Unifying the Agent + Tool Control Plane

There’s a layer to the agent stack that I don’t think has been fully crystalized by MCP, A2A, and friends. It’s the control contract between how two chat-attached processes relate to each other & to the user.

Let’s call them Alice (the Agent) and Tom (the Tool). But Tom could also be a sub-Agent.

I believe the contract between Alice and Tom needs to account for five main topics:

Calling Convention

What input should Alice provide Tom?
What output should Tom return to Alice?

Context Sharing

What context does Alice provide Tom?
What context doers Tom return to Alice?

Interactivity

Can Tom interact with the user?
Can the user interact with Tom?

Exclusivity

Is Tom's access to context & the user exclusive while he is active?

Control:

Can Tom pass control to Jerry?
Can Tom return control to Alice at Tom’s discretion?
Can Alice seize control from Tom at Alice’s discretion?

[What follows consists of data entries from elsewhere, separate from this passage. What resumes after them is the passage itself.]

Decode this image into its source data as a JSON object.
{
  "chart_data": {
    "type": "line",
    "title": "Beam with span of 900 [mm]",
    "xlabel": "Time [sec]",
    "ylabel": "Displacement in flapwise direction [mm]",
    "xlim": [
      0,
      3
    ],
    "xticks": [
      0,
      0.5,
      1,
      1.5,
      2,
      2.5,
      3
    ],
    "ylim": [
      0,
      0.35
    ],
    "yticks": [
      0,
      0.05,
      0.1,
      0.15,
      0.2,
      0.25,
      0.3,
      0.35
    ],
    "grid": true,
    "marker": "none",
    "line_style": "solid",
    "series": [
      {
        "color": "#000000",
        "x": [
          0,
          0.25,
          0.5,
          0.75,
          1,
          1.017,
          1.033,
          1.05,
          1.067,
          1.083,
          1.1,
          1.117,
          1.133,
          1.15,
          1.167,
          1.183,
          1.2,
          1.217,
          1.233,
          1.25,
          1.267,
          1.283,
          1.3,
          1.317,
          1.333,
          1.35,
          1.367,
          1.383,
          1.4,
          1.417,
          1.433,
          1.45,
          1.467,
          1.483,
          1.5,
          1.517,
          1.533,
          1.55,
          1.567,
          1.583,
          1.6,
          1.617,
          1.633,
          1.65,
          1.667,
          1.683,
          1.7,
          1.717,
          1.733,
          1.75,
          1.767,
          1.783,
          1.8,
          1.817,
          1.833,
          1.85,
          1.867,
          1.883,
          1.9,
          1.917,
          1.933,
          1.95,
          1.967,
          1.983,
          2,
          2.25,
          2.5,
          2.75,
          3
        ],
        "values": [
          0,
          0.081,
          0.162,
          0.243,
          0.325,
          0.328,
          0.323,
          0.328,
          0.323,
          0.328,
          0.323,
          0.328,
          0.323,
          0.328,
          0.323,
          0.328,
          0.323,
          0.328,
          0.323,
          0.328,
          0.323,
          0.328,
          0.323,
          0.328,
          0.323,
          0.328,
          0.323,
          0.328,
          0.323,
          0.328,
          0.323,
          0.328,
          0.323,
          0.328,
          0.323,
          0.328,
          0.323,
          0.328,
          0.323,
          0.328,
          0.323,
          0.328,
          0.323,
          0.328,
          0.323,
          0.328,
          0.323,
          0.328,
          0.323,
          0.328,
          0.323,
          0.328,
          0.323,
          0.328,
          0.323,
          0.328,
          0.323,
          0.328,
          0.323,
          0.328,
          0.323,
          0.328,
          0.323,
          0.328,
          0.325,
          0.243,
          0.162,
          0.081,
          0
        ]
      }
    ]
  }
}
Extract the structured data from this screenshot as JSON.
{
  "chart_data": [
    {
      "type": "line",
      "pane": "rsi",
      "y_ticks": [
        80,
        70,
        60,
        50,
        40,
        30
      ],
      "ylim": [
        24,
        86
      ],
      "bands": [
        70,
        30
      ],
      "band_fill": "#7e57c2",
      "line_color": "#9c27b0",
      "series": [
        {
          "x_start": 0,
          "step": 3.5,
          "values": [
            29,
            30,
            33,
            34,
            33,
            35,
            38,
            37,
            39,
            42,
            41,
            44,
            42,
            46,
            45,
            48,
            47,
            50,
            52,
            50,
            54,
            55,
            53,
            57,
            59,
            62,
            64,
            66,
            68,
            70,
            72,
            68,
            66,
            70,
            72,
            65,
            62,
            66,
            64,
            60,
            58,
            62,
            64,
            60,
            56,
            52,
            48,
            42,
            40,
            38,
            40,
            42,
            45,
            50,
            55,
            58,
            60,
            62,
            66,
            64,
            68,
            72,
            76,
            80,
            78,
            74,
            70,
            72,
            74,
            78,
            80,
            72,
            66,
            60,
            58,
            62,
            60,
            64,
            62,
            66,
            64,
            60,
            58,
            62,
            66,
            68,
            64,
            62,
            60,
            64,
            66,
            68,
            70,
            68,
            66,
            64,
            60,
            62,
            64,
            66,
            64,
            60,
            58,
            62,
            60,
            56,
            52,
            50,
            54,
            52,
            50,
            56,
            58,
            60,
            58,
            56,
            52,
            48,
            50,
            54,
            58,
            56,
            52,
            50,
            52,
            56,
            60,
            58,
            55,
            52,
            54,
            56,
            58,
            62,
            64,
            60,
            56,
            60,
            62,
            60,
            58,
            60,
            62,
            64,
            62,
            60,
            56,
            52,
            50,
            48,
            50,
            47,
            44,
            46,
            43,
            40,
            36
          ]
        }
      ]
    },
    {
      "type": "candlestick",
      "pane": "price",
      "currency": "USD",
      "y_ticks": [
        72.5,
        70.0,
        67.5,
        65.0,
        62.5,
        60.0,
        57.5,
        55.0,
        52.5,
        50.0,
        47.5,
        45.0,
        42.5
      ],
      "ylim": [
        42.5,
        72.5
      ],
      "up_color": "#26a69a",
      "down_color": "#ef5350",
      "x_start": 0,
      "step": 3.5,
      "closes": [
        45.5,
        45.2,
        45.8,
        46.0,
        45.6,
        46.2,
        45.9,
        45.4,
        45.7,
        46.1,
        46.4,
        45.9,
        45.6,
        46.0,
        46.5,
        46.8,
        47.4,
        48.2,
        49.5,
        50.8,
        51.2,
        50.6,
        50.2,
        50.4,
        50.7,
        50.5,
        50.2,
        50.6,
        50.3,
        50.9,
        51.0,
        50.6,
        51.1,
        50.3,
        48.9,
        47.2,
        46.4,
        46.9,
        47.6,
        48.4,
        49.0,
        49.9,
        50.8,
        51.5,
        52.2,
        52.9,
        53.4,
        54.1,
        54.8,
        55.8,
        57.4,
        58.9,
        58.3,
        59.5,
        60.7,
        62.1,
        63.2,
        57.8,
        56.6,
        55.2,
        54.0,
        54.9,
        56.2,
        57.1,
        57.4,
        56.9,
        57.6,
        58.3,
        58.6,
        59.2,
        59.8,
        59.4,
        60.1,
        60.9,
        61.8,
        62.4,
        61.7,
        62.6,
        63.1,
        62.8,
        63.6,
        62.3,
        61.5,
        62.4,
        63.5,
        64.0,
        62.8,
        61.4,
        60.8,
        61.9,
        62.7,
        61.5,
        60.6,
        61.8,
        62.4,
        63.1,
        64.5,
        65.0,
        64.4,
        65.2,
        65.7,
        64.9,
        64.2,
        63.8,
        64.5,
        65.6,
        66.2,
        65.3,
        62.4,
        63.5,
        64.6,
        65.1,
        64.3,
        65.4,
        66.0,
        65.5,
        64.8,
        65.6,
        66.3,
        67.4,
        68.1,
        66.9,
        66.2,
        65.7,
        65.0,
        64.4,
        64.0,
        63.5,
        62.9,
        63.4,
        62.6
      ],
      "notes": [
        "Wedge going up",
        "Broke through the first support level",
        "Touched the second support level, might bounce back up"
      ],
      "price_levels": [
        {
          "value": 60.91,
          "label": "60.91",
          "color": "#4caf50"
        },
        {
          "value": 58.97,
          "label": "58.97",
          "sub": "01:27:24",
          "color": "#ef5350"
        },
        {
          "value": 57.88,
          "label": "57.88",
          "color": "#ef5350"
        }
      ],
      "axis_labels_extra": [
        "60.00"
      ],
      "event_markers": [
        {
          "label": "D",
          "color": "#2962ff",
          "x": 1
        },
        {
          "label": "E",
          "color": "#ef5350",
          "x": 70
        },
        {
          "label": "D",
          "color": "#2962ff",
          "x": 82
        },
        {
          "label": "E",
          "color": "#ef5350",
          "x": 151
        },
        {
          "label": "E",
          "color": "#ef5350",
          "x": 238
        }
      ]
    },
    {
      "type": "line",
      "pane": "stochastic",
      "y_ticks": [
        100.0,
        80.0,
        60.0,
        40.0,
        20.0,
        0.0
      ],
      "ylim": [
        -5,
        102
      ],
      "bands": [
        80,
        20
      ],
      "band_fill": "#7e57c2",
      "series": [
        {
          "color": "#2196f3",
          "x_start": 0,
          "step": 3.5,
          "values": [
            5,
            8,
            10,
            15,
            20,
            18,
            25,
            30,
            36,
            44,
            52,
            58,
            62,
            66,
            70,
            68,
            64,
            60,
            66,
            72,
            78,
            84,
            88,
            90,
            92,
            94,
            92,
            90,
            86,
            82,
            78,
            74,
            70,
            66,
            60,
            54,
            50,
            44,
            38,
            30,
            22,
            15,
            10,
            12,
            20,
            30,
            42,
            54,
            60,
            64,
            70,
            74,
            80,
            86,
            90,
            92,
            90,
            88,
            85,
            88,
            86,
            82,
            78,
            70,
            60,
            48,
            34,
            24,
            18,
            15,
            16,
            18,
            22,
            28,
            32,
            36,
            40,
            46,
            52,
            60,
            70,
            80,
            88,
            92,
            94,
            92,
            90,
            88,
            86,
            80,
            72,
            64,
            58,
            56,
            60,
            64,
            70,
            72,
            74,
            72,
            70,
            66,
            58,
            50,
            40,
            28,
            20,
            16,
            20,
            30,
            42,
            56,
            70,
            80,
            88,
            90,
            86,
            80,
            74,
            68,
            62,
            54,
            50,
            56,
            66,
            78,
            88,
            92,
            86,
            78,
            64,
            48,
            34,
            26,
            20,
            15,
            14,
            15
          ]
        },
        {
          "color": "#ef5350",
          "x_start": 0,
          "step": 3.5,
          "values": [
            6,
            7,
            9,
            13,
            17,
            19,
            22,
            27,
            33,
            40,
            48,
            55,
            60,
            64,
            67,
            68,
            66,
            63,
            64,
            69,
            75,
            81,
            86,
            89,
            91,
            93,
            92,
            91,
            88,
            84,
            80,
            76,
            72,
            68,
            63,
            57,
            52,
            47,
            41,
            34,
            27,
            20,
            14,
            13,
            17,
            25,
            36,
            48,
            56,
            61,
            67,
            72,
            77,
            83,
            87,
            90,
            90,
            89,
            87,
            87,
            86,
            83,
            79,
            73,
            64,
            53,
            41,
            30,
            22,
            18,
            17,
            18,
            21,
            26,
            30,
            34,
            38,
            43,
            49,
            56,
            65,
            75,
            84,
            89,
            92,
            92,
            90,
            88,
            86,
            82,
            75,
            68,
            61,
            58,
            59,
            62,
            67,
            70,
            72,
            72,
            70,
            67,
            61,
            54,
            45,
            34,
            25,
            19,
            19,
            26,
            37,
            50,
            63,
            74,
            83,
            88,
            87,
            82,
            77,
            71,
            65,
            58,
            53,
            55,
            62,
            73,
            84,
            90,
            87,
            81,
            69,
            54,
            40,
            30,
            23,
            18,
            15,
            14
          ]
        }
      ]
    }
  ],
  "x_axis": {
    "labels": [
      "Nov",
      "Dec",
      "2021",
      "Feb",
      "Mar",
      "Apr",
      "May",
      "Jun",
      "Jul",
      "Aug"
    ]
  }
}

Tools and Agents look like the same thing from the lens of this rubric:

The Agent<>Tool relationship is (1) a well-specified calling contract, with (2) undefined context sharing, (3) no interactivity, (4) undefined exclusivity, and (5) Tom fully blocks Alice until Tom returns.
The Agent<>Sub-Agent relationship is just the Agent<>Tool relationship with added interactivity

Having a rubric like this makes it easy to identify some of the issues that chat platforms are no-doubt having with third party chat app designs:

If Claude yields control to a UberEatsBot, is that UberEatsBot allowed to retain control, attempting to upsell you, even if you want to leave and go back to Claude?
If the UberEatsBot doesn’t want Claude to have access to the portion of the chat that took place during its control, can it specify that?
If Siri passes control to UserEatsBot, who then wants to pass control to UberEatsSupportBot, is that hand-off supported?

As chat becomes an operating system of many agents, we’ll have to figure out what the shape of the navigable space is.

If the Agent Card / Tool Card of each agent were to list preferences & hard requirements across this rubric, then your "agent browser" (the chat client app itself) could reason about what it meant to defer to them from the broader context of your navigation and personal data.